After a short greeting, they were off, playing a 7 track, 50 minute set with great urgency. There was little interaction, so it was the pace between tracks which fed into the crowd’s excitement, but ultimately the connection between the band and the audience suffered.

Launching into the energetic first two tracks of 2014’s Cassette, ‘Throw it away’ and ‘Unconscious Melody’, the snapping drums cut through the fuzz of their distorted guitars and synths to create a clever and animated sound. From here they ventured through 2015’s self-titled release with an impressive tightness, playing stand-out tracks ‘Continental Shelf’, ‘Silhouettes’ and ‘Bunker Buster.’ The sound was complex, but not overstated. The mood was intense, with prolonged inter-song instrumentals drawing a frenzied build up, tantalising before releasing with a snap.

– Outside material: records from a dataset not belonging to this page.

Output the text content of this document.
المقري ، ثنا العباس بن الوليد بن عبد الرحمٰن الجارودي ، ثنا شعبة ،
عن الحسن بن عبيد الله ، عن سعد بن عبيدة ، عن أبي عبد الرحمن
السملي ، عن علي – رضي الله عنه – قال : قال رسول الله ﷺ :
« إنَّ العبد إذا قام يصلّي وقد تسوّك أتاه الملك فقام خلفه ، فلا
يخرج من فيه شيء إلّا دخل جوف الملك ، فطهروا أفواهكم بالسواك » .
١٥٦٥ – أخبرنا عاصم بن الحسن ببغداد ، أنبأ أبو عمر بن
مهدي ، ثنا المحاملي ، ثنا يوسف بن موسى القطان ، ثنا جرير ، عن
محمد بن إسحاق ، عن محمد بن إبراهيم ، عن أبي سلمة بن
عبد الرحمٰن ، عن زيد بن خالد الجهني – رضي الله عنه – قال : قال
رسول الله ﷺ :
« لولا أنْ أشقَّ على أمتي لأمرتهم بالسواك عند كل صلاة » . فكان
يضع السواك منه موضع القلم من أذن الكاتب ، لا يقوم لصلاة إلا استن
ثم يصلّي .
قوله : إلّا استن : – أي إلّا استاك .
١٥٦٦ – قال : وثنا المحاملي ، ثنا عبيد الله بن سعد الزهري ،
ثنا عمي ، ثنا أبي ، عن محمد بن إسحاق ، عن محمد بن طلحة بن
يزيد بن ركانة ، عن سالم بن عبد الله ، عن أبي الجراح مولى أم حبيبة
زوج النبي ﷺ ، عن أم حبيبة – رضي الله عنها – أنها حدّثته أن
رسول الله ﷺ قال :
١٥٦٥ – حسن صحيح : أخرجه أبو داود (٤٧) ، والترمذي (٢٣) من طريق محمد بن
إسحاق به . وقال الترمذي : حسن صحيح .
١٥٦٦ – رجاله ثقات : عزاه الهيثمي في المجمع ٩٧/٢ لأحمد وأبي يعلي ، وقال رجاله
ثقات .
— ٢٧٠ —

Viet Cong were certainly growing into the gig; crowd surfers caught their first wave and the pit grew livelier to chants of “Viet Cong!” as they finished on ‘Death’ and left the stage. Ringing distortion captured the buzz in the crowd for an encore, so when the lights came on and the amps were turned off, it was a let-down. Similar to foreplay being followed by a ‘headache’, it felt like Viet Cong had bowed out too soon.

Not giving an encore is fine in itself, but with a short runtime it felt like Viet Cong had a hangover of ‘small gig’ mentality, which didn’t quite match an increasingly dedicated fan base, the £15 ticket price, or the more reputable venue.

Viet Cong are a really tight live outfit, packing some pulsating tracks and brilliant live technique. They just need to see off the job.